CRADOCK, Marmaduke (1660-1717)
[A set of four ornithological prints]
London: Josephus Sympson, 1741. Large folio. (16 1/2 x 20 5/16 inches). Without text (as issued). 4 copper-engraved plates by Josephus Sympson after Marmaduke Cradock, window-mounted within a modern cloth box, leather lettering-piece.
A fine lively series featuring at least 16 different species of birds.

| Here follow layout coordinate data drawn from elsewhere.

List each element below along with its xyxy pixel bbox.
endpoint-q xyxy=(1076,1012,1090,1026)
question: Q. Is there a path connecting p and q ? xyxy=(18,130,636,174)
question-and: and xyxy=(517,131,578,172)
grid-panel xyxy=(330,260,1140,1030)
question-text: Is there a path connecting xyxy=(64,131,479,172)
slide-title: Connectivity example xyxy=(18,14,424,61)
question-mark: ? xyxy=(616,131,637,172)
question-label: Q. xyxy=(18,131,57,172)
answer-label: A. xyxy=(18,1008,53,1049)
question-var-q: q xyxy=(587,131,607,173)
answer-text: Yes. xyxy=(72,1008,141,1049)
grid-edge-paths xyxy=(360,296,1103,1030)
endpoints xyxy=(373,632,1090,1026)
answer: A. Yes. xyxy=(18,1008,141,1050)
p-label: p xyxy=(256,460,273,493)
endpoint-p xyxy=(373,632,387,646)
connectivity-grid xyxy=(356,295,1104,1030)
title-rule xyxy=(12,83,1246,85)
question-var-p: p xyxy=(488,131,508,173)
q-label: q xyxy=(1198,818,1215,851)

Cradock was born at Somerton, near Ilchester, in Somerset in about 1660. He was apprenticed to a house painter in London, but at the end of the apprenticeship turned to painting animals, birds and still life. His success with private patrons was limited and, in the main, he produced pictures for dealers. The DNB describes his work for Josephus Sympson as being `very spirited' and notes that it was not until after his death that the 'merits of his pictures were recognised, and they rose in value'. Walpole praised some of his work, and examples are included in Lord Derby's famous collection at Knowsley and the Yale Centre for British Art. The subjects of the plates are as follows: 1. A kestrel (?) carries off a chick, whilst a cock and hen and their four remaining chicks take flight, looking on are a pea-hen (?) and a barn owl, whilst a wren and a tit squabble on a roof nearby. 2. A cock pheasant stands guard on a stump, a juvenile pheasant makes off with an ear of corn, at a stream close by two kingfishers perch, on the banks of the stream a family of ducks (a drake, the female and 4 ducklings) feed, above them a third kingfisher flies off, in the background a duck sits on her nest. 3. A pigeon stands on a block of masonry, watched by a tit, a robin and a second pigeon, a short-tailed parrot perches on a nearby branch, above a pair of lapwings. 4. A woodpecker returns to the nest-hole to be greeted by its mate, on a nearby branch three sparrows perch, to the right of them are a pair of swallows and a fourth sparrow preening itself.